Mexico is the champion of the 2015 Gold Cup. Well, Mexico and the refs. Some spectacularly bad refereeing helped El Tri make it to the final, but once there, it finally put on a show, beating Jamaica 3-1.
This was the tournament in which Mexico proved itself. More than booking its spot in the Confederations Cup playoff, the Gold Cup was a showcase for El Tri’s absurd amount of talent. There’s no longer any doubt which team in CONCACAF is the most talented. In fact, the gulf between Mexico and the rest of the region may be even bigger than we previously thought.

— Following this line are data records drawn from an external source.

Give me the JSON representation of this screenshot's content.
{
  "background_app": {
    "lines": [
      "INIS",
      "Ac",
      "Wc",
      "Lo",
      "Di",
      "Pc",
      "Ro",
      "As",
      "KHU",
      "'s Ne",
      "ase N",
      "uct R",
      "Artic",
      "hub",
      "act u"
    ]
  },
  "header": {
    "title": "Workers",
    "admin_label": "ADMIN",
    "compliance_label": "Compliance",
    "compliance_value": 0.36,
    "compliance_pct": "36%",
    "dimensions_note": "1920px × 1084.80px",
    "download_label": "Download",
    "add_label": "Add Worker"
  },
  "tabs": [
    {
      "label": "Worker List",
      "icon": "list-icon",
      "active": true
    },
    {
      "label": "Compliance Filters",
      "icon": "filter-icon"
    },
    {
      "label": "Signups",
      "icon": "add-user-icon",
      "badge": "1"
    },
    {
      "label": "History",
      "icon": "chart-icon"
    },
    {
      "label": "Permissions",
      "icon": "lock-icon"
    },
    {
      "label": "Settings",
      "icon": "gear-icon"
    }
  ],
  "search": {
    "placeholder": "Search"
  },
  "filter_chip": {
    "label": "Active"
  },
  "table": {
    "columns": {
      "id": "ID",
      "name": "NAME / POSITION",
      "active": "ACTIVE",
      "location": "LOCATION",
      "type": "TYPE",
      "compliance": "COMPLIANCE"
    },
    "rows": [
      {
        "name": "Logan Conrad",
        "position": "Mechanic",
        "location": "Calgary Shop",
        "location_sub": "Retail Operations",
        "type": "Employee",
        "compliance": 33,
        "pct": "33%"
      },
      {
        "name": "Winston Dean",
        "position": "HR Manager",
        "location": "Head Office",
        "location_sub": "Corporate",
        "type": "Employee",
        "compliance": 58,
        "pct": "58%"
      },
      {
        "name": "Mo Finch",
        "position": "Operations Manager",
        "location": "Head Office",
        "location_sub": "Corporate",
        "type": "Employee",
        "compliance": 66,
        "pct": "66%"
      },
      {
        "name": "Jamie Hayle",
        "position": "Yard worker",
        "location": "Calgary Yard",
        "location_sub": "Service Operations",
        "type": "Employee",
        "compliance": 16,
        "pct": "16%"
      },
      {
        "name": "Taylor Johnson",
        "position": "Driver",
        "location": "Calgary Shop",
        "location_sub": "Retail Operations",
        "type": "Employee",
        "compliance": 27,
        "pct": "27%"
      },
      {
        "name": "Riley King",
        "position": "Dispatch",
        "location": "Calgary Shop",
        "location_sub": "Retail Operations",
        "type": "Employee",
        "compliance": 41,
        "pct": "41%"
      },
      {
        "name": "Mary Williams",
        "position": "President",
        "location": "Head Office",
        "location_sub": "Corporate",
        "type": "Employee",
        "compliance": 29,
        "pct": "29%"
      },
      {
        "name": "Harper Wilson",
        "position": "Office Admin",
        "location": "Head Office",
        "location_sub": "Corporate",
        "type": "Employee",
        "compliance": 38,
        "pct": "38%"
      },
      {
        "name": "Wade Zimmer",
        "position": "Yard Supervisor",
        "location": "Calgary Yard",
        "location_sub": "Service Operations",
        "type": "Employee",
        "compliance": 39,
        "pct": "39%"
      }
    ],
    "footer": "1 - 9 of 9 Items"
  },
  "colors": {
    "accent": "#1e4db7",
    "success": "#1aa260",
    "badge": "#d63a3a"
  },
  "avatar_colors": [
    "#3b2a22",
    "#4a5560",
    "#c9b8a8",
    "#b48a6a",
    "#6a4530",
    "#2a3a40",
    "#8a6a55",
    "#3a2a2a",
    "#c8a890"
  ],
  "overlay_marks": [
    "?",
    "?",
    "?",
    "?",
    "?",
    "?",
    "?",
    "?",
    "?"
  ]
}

Jesus “Tecatito” Corona was the breakout star of the tournament, living up to every bit of his considerable hype and capping things with a goal in the final. He was so good that Carlos Vela, who finally returned to the Mexico team in the last year, wasn’t even missed. Meanwhile, Oribe Peralta continued his goal scoring ways, making the injury that kept Giovani dos Santos out of the knockout stages into an afterthought.
Andrés Guardado proved himself the captain and leader Mexico’s been searching for while establishing himself as the tournament’s best player. Not only did he take several outstanding penalties the referees kindly gifted Mexico, but he put together spectacular performance after spectacular performance on the wing. He finished with six goals, including a clinical volleyed finish in the final.
That only encompasses the attacking talent the team showed off. Hector Herrera, who has proven himself a terrific player for Porto in the Champions League, struggled, but Mexico just brought on Jesús Dueñas. Jonathan dos Santos was one of the tournament’s best midfielders, so El Tri never regretted leaving Juan Carlos Medina, Luis Montes and Marco Fabián off the roster.
Diego Reyes was typically excellent at the back, Paul Aguilar was strong and Miguel Layún continued to show that he is one of the best and most versatile players in CONCACAF.
That Hector Moreno and Javier “Chicharito” Hernandez had to be scratched from the tournament with injuries didn’t keep Mexico from far outstripping the rest of the region in individual quality. It didn’t matter if it was up front, in the middle or at the back, the Gold Cup proved to be a showcase for Mexico’s enviable talent.
The question, then, is why Mexico struggled so much with such talent. Miguel Herrera’s going to have to find an answer, because it’s one thing to win the Gold Cup with the referees doing Mexico favors and when every game is essentially a home game, but it’s quite another to go on the road in World Cup qualifying and get results in Costa Rica, Honduras or a frigid Columbus Crew Stadium in the U.S. Just last cycle, Mexico ran roughshod over the 2011 Gold Cup and only just qualified for the 2014 World Cup.
World Cup qualifying, and Herrera’s performance, are a matter for this fall, though. Right now, Mexico is having a celebration, as well it should. El Tri are champions, and it’s thanks to that talent. That enviable, amazing and phenomenally deep talent.